The Ann Arbor Film Festival is an annual Oscar-qualifying film festival held in Ann Arbor, Michigan. Established in 1963, it is the fourth-oldest film festival in North America (after the Yorkton Film Festival, 1947; Columbus International Film & Video Festival, 1953; and the San Francisco International Film Festival, 1957) and the oldest experimental film festival. It has become one of the premier film festivals for independent and, especially, experimental filmmakers to showcase their work. The Ann Arbor Film Festival attracts over 3,000 entries from filmmakers in more than 60 countries, and distributes over $20,000 in cash awards. As an early example of the traveling festival concept beginning in 1964, each year the Ann Arbor Film Festival Tour presents a collection of short films at more than 30 art house theaters, universities, galleries and cinematheques throughout the world.

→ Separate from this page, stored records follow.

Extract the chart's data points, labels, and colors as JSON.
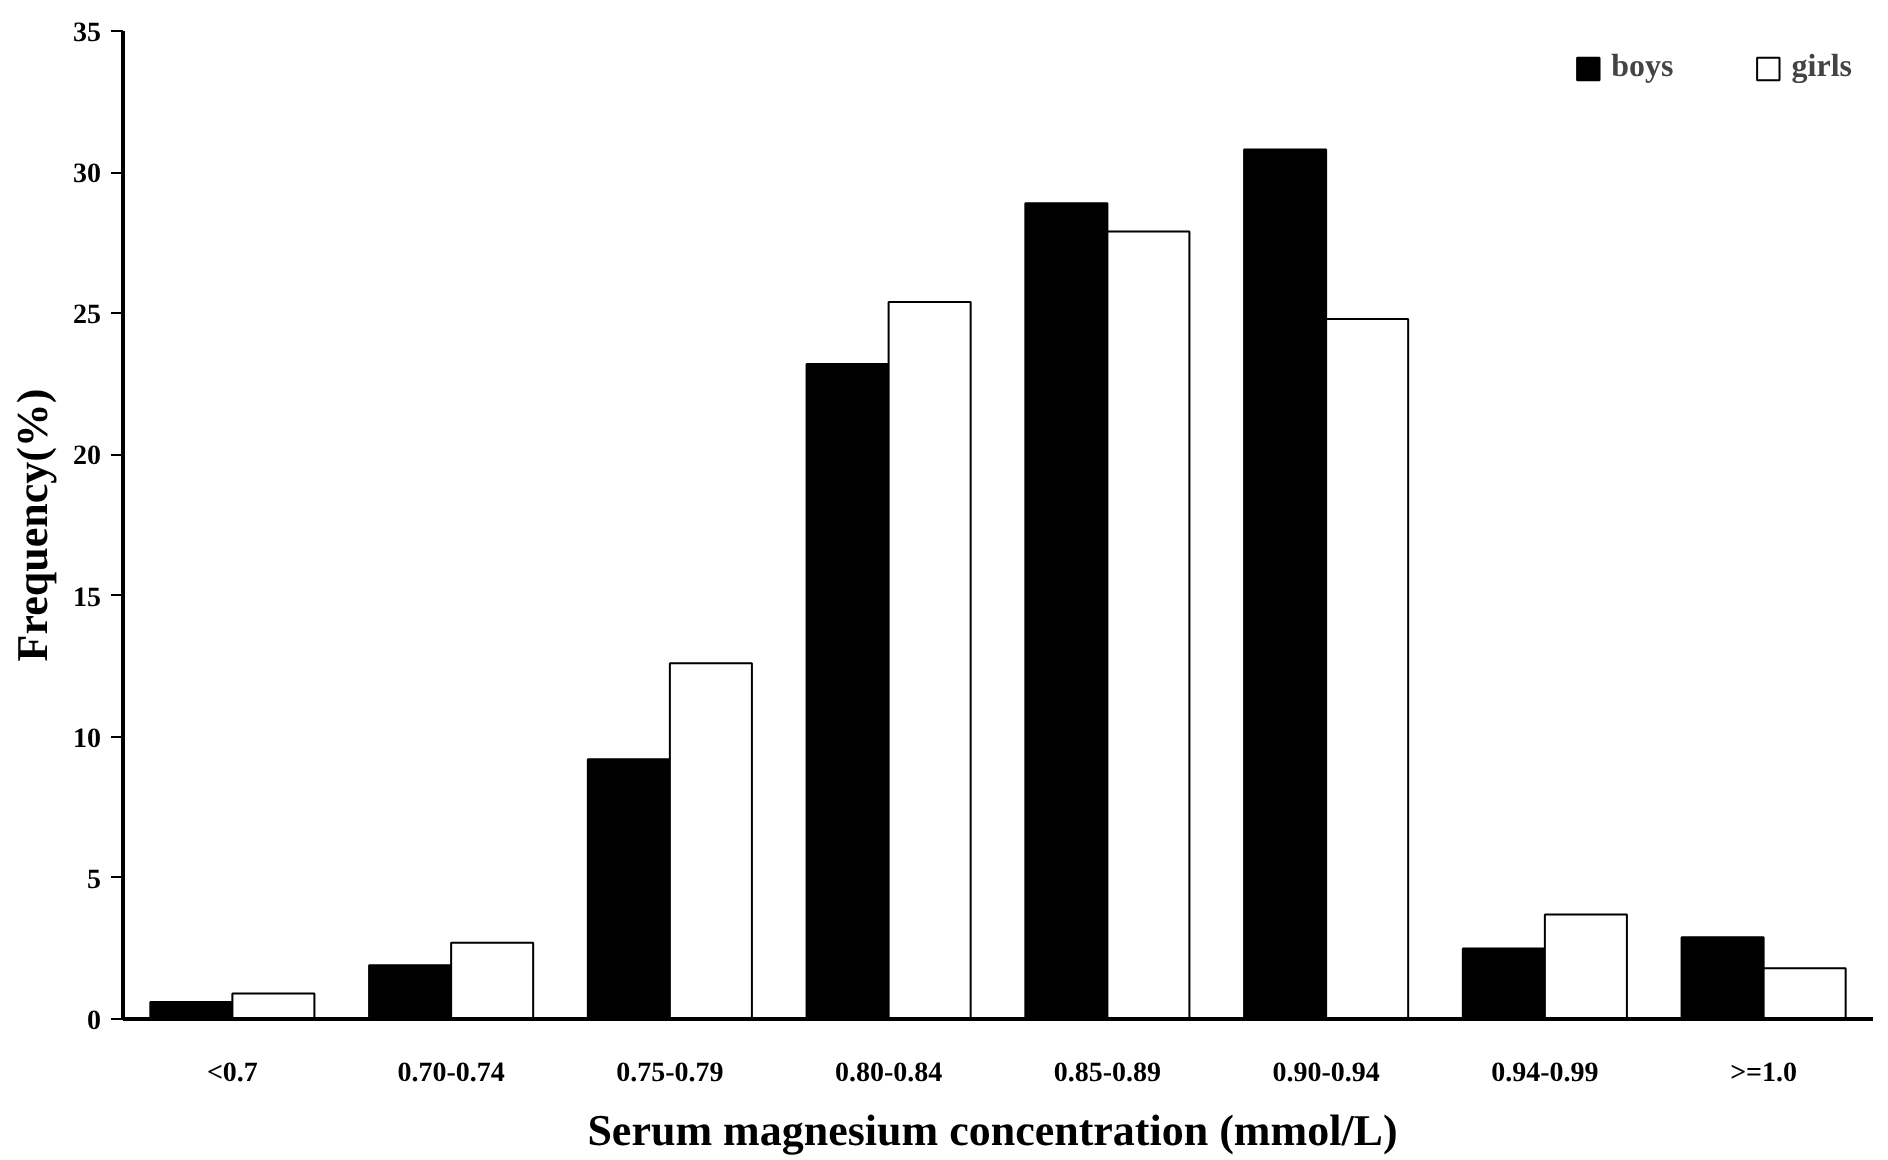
{
  "chart_data": {
    "type": "bar",
    "xlabel": "Serum  magnesium concentration (mmol/L)",
    "ylabel": "Frequency(%)",
    "categories": [
      "<0.7",
      "0.70-0.74",
      "0.75-0.79",
      "0.80-0.84",
      "0.85-0.89",
      "0.90-0.94",
      "0.94-0.99",
      ">=1.0"
    ],
    "series": [
      {
        "name": "boys",
        "color": "#000000",
        "values": [
          0.6,
          1.9,
          9.2,
          23.2,
          28.9,
          30.8,
          2.5,
          2.9
        ]
      },
      {
        "name": "girls",
        "color": "#ffffff",
        "values": [
          0.9,
          2.7,
          12.6,
          25.4,
          27.9,
          24.8,
          3.7,
          1.8
        ]
      }
    ],
    "ylim": [
      0,
      35
    ],
    "yticks": [
      0,
      5,
      10,
      15,
      20,
      25,
      30,
      35
    ],
    "grid": false,
    "legend": "top right"
  }
}
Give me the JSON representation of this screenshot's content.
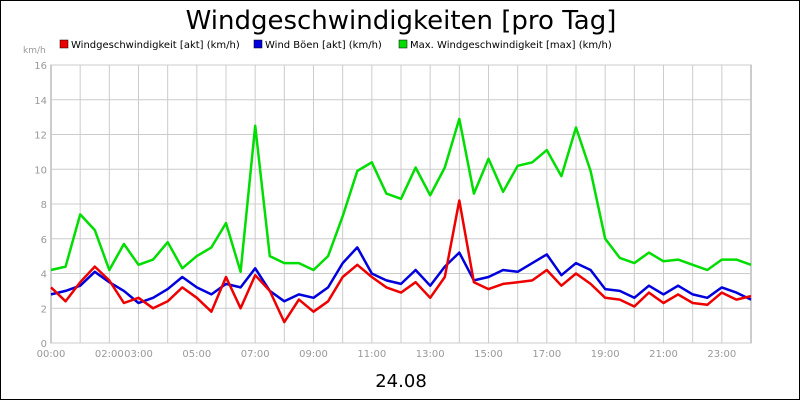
{
  "chart_data": {
    "type": "line",
    "title": "Windgeschwindigkeiten [pro Tag]",
    "ylabel": "km/h",
    "xlabel": "24.08",
    "ylim": [
      0,
      16
    ],
    "xlim": [
      0,
      24
    ],
    "y_ticks": [
      0,
      2,
      4,
      6,
      8,
      10,
      12,
      14,
      16
    ],
    "x_ticks": [
      {
        "hour": 0,
        "label": "00:00"
      },
      {
        "hour": 2,
        "label": "02:00"
      },
      {
        "hour": 3,
        "label": "03:00"
      },
      {
        "hour": 5,
        "label": "05:00"
      },
      {
        "hour": 7,
        "label": "07:00"
      },
      {
        "hour": 9,
        "label": "09:00"
      },
      {
        "hour": 11,
        "label": "11:00"
      },
      {
        "hour": 13,
        "label": "13:00"
      },
      {
        "hour": 15,
        "label": "15:00"
      },
      {
        "hour": 17,
        "label": "17:00"
      },
      {
        "hour": 19,
        "label": "19:00"
      },
      {
        "hour": 21,
        "label": "21:00"
      },
      {
        "hour": 23,
        "label": "23:00"
      }
    ],
    "grid": true,
    "legend_position": "top",
    "x": [
      0.0,
      0.5,
      1.0,
      1.5,
      2.0,
      2.5,
      3.0,
      3.5,
      4.0,
      4.5,
      5.0,
      5.5,
      6.0,
      6.5,
      7.0,
      7.5,
      8.0,
      8.5,
      9.0,
      9.5,
      10.0,
      10.5,
      11.0,
      11.5,
      12.0,
      12.5,
      13.0,
      13.5,
      14.0,
      14.5,
      15.0,
      15.5,
      16.0,
      16.5,
      17.0,
      17.5,
      18.0,
      18.5,
      19.0,
      19.5,
      20.0,
      20.5,
      21.0,
      21.5,
      22.0,
      22.5,
      23.0,
      23.5,
      24.0
    ],
    "series": [
      {
        "name": "Windgeschwindigkeit [akt] (km/h)",
        "color": "#ee0000",
        "values": [
          3.2,
          2.4,
          3.5,
          4.4,
          3.6,
          2.3,
          2.6,
          2.0,
          2.4,
          3.2,
          2.6,
          1.8,
          3.8,
          2.0,
          3.9,
          3.0,
          1.2,
          2.5,
          1.8,
          2.4,
          3.8,
          4.5,
          3.8,
          3.2,
          2.9,
          3.5,
          2.6,
          3.8,
          8.2,
          3.5,
          3.1,
          3.4,
          3.5,
          3.6,
          4.2,
          3.3,
          4.0,
          3.4,
          2.6,
          2.5,
          2.1,
          2.9,
          2.3,
          2.8,
          2.3,
          2.2,
          2.9,
          2.5,
          2.7
        ]
      },
      {
        "name": "Wind Böen [akt] (km/h)",
        "color": "#0000dd",
        "values": [
          2.8,
          3.0,
          3.3,
          4.1,
          3.5,
          3.0,
          2.3,
          2.6,
          3.1,
          3.8,
          3.2,
          2.8,
          3.4,
          3.2,
          4.3,
          3.0,
          2.4,
          2.8,
          2.6,
          3.2,
          4.6,
          5.5,
          4.0,
          3.6,
          3.4,
          4.2,
          3.3,
          4.4,
          5.2,
          3.6,
          3.8,
          4.2,
          4.1,
          4.6,
          5.1,
          3.9,
          4.6,
          4.2,
          3.1,
          3.0,
          2.6,
          3.3,
          2.8,
          3.3,
          2.8,
          2.6,
          3.2,
          2.9,
          2.5
        ]
      },
      {
        "name": "Max. Windgeschwindigkeit [max] (km/h)",
        "color": "#00dd00",
        "values": [
          4.2,
          4.4,
          7.4,
          6.5,
          4.2,
          5.7,
          4.5,
          4.8,
          5.8,
          4.3,
          5.0,
          5.5,
          6.9,
          4.1,
          12.5,
          5.0,
          4.6,
          4.6,
          4.2,
          5.0,
          7.3,
          9.9,
          10.4,
          8.6,
          8.3,
          10.1,
          8.5,
          10.1,
          12.9,
          8.6,
          10.6,
          8.7,
          10.2,
          10.4,
          11.1,
          9.6,
          12.4,
          9.9,
          6.0,
          4.9,
          4.6,
          5.2,
          4.7,
          4.8,
          4.5,
          4.2,
          4.8,
          4.8,
          4.5
        ]
      }
    ]
  }
}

Created as an alternative to commercial cinema, the annual week-long festival focuses on promoting film as an art form. The Ann Arbor Film Festival also fosters the growth of emerging and established film and video makers. The festival is open to film and video of all lengths and genres, including experimental, narrative, animation, documentary, and genre hybrids.

==History==
The Ann Arbor Film Festival was founded in 1963 by University of Michigan professor George Manupelli. Manupelli originally screened only films in the 16 mm format, and thus the festival was called the 16 mm Film Festival. The festival gained prominence quickly, as it was one of the few outlets for experimental filmmakers to screen their work. In 1980 the festival moved from Lorch Hall on the University of Michigan campus to the Michigan Theater, an Ann Arbor landmark with a seating capacity of 1,600. In 1983, after becoming independent from the University of Michigan, the festival became a 501(c)(3) not-for-profit organization. In 2003 the festival began accepting entries in digital formats, opening up the festival to more filmmakers. In 2007 the festival was named one of Variety magazine's "Top Ten Festivals We Love." In 2020, due to the COVID-19 pandemic, the festival moved to streaming online for free, rather than showing at the Michigan Theater.

Since its inception, thousands of influential filmmakers and artists have showcased early work at the AAFF, including Kenneth Anger, Agnès Varda, Andy Warhol, Yoko Ono, Gus Van Sant, Barbara Hammer, The Coen Brothers, Lawrence Kasdan, Devo and George Lucas.